On the edge of a new age of healthcare financing
by Ian Duncan, University of California – Santa Barbara
When I entered health actuarial work 31 years ago, the absolute cost of health benefits was much lower (although as a percentage of average nominal income the difference is less than is sometimes recognized). Plans reimbursed allowable expenses for eligible members without much interference. Insurers employed claims payers and actuaries; medical directors were involved in underwriting, if at all.

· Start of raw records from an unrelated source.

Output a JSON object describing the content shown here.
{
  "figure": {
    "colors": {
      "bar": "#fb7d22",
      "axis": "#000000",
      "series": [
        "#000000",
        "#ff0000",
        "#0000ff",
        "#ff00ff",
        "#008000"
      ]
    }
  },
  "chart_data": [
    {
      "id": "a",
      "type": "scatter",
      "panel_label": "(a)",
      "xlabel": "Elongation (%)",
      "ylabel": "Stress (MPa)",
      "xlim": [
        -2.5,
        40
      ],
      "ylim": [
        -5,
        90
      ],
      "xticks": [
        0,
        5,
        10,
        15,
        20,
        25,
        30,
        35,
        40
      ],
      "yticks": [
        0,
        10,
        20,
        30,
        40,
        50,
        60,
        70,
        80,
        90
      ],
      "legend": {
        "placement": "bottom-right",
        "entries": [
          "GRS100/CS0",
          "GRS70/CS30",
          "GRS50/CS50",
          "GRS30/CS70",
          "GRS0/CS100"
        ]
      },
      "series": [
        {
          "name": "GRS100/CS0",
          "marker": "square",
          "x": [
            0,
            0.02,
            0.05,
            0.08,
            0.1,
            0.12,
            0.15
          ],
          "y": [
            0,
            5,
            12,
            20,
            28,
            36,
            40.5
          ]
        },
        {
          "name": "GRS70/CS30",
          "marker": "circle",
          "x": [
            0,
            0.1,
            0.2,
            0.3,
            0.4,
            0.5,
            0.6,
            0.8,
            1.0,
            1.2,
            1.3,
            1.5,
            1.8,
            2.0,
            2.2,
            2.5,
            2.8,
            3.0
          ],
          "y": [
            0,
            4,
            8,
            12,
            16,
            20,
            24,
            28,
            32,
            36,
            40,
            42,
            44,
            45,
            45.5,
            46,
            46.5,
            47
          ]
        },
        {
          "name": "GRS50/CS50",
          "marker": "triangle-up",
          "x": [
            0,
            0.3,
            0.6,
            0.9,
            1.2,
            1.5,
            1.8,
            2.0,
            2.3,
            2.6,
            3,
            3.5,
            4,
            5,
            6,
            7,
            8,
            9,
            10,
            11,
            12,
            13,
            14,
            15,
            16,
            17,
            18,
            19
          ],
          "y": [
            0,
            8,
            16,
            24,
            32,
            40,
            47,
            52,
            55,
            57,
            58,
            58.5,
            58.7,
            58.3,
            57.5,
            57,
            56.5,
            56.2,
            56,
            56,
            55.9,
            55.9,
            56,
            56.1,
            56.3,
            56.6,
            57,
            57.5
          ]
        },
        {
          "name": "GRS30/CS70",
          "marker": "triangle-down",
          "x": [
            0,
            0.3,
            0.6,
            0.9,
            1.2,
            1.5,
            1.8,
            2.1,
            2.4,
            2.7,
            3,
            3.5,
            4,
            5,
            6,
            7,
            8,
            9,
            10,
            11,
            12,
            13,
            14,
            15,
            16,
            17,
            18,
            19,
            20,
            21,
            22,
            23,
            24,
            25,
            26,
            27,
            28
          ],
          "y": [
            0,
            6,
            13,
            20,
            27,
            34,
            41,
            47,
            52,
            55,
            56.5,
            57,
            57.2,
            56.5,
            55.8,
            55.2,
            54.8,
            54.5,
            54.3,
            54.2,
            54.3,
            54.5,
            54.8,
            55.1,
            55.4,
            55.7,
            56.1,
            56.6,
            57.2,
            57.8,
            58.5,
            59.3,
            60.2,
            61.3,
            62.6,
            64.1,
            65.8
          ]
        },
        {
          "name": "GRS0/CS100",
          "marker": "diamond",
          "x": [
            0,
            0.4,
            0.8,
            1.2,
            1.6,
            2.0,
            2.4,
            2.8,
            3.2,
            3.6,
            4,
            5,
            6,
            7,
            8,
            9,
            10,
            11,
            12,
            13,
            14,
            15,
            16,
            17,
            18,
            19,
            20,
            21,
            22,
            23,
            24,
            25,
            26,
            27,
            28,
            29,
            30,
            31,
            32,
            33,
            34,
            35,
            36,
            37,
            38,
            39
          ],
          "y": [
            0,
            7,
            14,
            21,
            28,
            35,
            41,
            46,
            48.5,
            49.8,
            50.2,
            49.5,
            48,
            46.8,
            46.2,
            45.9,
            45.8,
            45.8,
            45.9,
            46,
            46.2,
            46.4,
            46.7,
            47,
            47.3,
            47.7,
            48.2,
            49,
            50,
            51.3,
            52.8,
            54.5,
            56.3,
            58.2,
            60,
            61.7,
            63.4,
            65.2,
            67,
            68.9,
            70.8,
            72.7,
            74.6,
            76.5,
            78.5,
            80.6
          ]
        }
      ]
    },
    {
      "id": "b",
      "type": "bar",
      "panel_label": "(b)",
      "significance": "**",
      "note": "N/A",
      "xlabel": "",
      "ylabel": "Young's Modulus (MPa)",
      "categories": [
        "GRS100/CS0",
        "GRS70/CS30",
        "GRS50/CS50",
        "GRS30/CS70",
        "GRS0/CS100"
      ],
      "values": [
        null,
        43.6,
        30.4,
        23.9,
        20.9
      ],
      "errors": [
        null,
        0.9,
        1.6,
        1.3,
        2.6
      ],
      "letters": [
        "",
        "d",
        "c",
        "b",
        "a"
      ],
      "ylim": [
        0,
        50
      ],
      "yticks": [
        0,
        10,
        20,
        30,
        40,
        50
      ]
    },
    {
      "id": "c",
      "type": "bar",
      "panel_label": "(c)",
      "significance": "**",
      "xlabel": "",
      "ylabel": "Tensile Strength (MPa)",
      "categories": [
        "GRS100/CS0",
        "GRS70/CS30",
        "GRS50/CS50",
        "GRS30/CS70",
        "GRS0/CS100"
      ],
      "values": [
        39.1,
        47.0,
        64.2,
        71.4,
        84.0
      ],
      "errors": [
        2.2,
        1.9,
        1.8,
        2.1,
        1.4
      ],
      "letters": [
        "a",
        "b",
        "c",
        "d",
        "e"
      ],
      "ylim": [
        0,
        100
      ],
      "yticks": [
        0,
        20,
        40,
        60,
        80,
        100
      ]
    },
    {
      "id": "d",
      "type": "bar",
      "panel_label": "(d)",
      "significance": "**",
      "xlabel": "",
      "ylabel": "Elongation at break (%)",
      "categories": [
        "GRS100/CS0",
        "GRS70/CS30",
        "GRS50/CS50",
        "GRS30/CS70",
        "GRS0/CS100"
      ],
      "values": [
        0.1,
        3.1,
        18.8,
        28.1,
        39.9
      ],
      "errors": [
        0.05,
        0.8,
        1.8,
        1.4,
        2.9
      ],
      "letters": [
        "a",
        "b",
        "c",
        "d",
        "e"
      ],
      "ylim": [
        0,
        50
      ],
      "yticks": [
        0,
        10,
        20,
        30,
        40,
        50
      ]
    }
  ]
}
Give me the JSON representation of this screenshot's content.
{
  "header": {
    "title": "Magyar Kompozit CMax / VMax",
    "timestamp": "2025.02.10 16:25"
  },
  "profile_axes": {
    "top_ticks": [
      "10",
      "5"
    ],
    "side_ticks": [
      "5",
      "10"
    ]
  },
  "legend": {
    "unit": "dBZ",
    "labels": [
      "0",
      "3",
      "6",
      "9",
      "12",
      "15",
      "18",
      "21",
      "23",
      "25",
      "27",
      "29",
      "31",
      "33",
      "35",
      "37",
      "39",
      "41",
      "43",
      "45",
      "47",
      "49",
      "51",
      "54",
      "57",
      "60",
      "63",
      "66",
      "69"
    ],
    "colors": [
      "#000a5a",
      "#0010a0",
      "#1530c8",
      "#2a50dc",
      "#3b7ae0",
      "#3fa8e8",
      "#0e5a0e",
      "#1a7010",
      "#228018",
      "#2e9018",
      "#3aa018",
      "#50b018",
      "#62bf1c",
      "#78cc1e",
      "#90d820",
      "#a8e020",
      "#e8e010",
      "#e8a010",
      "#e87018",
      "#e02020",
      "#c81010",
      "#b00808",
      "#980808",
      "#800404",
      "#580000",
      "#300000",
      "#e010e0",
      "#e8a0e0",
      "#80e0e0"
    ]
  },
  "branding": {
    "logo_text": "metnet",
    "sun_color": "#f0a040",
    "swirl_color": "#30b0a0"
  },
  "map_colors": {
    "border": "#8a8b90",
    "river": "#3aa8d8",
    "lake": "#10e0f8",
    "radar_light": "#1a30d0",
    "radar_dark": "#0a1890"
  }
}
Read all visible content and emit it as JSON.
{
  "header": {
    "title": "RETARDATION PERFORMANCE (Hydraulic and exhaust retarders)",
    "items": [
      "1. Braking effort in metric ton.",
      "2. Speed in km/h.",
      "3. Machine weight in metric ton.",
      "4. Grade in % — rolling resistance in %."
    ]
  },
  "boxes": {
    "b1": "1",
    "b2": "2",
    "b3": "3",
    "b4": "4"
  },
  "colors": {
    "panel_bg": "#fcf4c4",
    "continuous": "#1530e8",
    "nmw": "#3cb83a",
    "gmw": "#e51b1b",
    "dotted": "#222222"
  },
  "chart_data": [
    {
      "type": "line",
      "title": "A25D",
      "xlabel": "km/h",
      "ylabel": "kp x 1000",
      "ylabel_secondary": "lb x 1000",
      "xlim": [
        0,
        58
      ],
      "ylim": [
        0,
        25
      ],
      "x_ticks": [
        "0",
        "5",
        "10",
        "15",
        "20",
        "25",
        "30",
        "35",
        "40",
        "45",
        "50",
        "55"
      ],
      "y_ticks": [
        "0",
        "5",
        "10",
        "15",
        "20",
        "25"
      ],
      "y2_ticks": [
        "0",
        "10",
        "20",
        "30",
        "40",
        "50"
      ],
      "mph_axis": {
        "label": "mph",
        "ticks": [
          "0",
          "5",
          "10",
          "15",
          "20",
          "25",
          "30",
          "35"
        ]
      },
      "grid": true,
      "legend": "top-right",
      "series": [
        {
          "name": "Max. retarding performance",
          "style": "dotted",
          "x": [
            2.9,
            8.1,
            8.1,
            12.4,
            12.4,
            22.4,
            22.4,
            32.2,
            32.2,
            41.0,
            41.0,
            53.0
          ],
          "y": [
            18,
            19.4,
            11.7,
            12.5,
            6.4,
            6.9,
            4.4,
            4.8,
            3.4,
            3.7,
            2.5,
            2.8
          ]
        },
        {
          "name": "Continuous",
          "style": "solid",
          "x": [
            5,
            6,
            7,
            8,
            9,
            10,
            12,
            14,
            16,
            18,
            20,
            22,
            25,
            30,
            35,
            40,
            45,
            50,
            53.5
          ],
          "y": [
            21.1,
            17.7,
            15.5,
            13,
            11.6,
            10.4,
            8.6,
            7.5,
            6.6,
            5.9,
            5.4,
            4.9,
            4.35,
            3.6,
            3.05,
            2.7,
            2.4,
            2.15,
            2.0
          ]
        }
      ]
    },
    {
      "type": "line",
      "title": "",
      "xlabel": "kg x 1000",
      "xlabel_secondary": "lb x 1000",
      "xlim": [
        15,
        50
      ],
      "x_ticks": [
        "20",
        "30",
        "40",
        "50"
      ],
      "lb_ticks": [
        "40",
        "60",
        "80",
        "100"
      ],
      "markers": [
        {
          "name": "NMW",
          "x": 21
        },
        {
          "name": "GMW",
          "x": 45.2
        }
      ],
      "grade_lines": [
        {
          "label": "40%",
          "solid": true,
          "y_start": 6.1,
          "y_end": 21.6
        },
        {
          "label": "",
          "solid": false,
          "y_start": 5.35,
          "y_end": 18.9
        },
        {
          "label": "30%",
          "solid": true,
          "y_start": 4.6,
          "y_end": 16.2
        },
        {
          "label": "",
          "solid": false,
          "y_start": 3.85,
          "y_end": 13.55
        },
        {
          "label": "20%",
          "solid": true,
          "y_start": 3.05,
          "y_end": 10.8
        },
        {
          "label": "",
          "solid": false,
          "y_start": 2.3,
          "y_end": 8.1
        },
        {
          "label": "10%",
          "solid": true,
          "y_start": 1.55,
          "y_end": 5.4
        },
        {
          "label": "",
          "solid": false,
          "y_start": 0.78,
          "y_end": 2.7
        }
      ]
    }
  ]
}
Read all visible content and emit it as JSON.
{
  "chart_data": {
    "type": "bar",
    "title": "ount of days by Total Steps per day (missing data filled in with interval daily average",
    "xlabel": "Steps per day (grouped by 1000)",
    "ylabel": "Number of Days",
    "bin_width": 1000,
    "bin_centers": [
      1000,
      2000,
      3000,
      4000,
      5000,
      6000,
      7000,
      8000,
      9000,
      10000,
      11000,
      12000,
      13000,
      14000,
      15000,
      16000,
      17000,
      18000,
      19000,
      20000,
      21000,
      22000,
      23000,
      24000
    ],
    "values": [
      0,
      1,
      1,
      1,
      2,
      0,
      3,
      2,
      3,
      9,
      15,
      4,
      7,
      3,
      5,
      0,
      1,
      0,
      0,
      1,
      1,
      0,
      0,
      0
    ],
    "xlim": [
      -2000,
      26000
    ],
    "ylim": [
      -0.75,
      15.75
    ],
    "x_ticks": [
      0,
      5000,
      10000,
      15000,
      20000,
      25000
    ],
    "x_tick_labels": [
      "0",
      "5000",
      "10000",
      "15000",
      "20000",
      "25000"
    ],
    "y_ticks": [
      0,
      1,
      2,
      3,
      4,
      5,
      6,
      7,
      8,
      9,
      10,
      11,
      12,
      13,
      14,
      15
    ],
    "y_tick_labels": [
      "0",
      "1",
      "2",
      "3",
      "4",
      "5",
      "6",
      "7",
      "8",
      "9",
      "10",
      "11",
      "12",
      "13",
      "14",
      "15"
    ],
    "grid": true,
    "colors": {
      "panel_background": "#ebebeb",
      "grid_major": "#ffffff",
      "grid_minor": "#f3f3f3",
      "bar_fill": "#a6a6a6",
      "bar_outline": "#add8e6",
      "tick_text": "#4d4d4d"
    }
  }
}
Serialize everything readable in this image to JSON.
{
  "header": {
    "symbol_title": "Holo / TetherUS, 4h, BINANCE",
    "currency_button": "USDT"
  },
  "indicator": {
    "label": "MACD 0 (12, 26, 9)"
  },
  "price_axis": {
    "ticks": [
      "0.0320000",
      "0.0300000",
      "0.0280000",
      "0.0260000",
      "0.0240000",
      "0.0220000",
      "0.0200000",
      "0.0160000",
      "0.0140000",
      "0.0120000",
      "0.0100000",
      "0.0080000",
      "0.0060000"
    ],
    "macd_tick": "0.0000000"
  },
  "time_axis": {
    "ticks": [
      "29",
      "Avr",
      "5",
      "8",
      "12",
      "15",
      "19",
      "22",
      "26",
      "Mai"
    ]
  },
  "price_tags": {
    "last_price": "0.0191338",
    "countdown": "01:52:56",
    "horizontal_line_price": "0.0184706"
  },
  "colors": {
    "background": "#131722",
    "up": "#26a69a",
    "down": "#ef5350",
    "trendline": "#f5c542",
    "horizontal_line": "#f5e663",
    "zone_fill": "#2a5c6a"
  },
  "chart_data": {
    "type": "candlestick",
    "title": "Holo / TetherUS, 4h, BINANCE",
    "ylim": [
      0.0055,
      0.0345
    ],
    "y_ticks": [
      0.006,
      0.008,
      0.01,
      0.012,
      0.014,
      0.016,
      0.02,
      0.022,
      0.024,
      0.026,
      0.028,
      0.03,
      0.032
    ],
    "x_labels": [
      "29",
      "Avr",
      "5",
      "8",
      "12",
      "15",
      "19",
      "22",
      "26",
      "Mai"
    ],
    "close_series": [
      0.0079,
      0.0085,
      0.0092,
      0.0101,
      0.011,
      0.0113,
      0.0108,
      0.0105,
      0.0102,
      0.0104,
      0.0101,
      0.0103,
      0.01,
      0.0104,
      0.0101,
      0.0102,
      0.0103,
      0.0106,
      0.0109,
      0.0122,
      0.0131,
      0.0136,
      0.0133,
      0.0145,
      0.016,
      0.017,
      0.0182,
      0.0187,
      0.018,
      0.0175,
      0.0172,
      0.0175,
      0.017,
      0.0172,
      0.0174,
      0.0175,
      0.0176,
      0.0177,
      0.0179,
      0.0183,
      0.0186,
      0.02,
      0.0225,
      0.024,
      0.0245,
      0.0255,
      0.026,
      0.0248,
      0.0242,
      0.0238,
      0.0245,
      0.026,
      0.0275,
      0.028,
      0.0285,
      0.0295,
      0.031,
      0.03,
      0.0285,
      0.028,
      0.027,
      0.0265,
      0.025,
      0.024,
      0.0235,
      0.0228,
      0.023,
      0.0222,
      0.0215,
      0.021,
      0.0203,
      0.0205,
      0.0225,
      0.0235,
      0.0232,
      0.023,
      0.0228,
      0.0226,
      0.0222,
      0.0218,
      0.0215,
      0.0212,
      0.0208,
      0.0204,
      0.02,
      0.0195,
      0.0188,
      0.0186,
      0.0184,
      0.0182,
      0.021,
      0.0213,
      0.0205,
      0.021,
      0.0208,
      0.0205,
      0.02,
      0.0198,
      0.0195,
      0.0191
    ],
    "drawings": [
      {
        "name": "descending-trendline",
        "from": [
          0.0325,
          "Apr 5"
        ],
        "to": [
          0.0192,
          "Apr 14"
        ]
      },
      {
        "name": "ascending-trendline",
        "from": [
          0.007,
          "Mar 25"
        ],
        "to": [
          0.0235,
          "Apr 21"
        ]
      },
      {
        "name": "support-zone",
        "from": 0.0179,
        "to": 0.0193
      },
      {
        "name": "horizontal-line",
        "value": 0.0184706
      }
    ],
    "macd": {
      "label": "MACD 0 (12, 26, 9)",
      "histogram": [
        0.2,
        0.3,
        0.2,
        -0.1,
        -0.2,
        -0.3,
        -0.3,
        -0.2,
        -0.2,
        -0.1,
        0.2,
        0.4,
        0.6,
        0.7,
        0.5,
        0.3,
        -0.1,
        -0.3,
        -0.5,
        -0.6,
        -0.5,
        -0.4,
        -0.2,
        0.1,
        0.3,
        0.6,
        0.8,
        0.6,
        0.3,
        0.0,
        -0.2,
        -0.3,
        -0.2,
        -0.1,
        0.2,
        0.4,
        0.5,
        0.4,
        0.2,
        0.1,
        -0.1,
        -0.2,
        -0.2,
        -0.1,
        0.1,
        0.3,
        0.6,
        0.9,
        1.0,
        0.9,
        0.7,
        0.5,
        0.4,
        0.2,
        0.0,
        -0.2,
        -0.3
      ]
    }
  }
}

All that has changed with managed care. The managed care revolution was successful in its early days (zero and even negative trends for HMOs in the mid-1990s) but consumers revolted against the limited choice and trend began its rise. At the same time there was an explosion of new, life-extending devices and drugs which added to cost. I think we have learned a few things along the way, including the fact that providing consumers with insurance increases consumption (hardly surprising but overlooked in the scramble for reform). We stand on the edge of a new age of healthcare financing, in which the old insurance model is effectively outlawed (no longer can we underwrite, exclude pre-existing conditions or charge a rate appropriate for the risk). I don’t believe that this model will be any more successful than prior models at containing costs, and will lead inexorably to a complete government run system. The latest Kaiser Family Foundation poll finds that 41% of Americans favor repeal of the ACA; the latest Rasmussen poll finds the split of likely voters between those who favor and those opposed to repeal at 54%-39%. So it appears as though, despite rising costs, the American people reject the ACA as a solution. What do you think?